The Romance of the RoseTime, consciousness and narrative play in late Medieval secular dream poetry and framed narratives

Michelle Wright

Doctor of Philosophy, University of Glamorgan (2007)

Abstract

This thesis considers time and narrative play in dream poems and framed narratives. It begins with a chapter on the history of time perceptions and time-telling, and explores how ideas about time influenced medieval writers. It also surveys some modern views on the history of time-measurement a nd its influences on culture and the collective consciousness. Chapter two, after analysing the treatment of time in the Roman de la Rose, surveys some of the ways in which modern criticism has evaluated and conceived the genre of secular dream literature that developed from the Roman de la Rose. Chapter three examines the innovative use of the convention of beginning a poem with a seasonal opening and theorises that this becomes a `language’ open to adaptation and variation. Chapter four looks in detail at Froissart’s L`Orloge amoureus and discusses the clock as a new object which, contrary to the views of cultural historians, was embraced by medieval writers, religious and secular, to symbolise a range of virtues, qualities and ideas.

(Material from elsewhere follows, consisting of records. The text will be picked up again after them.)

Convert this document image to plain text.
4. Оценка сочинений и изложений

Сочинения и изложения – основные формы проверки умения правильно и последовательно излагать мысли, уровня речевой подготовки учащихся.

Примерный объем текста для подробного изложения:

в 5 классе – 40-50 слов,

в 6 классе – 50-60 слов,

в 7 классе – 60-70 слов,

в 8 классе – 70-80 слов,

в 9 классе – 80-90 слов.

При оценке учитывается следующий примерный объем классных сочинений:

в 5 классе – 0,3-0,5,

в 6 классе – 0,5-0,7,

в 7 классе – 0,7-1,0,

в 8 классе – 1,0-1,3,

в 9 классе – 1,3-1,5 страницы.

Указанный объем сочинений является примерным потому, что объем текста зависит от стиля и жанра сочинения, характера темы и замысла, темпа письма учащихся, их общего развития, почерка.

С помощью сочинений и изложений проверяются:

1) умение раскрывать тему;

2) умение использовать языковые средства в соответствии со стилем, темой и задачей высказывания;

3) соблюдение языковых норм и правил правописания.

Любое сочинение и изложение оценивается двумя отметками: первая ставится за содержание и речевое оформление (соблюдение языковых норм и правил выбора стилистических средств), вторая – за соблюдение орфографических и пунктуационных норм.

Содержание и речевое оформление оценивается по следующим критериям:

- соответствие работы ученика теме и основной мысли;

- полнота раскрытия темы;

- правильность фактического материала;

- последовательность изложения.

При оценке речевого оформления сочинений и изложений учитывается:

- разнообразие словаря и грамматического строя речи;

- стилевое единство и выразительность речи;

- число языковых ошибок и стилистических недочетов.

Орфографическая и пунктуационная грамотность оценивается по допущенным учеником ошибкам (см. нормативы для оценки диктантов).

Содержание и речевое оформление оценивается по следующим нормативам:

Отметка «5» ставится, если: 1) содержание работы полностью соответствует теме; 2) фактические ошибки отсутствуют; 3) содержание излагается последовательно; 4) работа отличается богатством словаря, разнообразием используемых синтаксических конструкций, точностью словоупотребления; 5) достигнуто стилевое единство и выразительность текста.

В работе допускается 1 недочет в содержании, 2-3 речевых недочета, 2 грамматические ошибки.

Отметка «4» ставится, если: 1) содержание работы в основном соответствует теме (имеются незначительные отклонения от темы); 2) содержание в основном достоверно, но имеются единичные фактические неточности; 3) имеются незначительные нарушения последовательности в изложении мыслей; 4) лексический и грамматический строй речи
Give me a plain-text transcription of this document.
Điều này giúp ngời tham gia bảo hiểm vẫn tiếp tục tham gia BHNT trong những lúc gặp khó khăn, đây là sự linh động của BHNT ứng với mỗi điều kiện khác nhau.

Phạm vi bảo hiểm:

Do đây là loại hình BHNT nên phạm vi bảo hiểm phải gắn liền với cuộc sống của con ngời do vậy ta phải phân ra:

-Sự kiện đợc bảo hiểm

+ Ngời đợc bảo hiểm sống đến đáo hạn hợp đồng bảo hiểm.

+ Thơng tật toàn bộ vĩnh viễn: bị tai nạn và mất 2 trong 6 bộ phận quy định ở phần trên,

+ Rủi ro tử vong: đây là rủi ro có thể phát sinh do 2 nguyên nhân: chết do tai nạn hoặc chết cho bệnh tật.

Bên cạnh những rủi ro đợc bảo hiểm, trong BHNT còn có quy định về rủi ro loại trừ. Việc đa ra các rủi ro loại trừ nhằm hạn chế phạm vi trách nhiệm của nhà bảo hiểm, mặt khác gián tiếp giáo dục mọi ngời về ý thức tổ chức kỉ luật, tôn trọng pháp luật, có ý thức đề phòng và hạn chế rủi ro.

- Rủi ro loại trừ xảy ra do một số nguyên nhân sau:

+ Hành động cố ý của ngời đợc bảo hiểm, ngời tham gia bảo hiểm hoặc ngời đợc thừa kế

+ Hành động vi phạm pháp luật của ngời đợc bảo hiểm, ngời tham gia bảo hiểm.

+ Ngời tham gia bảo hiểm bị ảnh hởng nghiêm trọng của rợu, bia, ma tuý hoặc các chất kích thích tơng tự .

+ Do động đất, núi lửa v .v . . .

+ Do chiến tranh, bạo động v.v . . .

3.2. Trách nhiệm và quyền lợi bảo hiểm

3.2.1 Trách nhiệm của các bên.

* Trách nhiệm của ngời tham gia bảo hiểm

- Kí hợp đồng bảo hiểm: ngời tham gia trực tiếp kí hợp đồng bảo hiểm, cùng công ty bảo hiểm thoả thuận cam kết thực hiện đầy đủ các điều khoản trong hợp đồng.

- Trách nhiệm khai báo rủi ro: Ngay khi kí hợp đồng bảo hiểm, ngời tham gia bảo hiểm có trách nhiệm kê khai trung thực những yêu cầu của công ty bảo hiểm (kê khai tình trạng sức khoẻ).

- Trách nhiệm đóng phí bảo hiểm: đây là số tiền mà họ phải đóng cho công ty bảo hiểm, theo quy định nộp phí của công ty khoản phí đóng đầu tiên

I argue that the clock inspired creativity rather than heralding a rationalisation of the mind that would stifle imaginative responses to this new technology. Chapter five explores metafictional and self-reflexive devices in Froissart’s Joli Buisson de Jonece and Chaucer’s House of Fame. I consider how these texts play with narrative time and sequence by writing the genesis of the text into the poem. Finally, chapter six examines ideas of closure in medieval dream poetry and looks specifically at the reciprocity and inconclusiveness of the Judgement poems of Guillaume de Machaut. Because the second poem reverses the decision of the first poem, it brings into question the authority of the text and the unity of the authorial voice.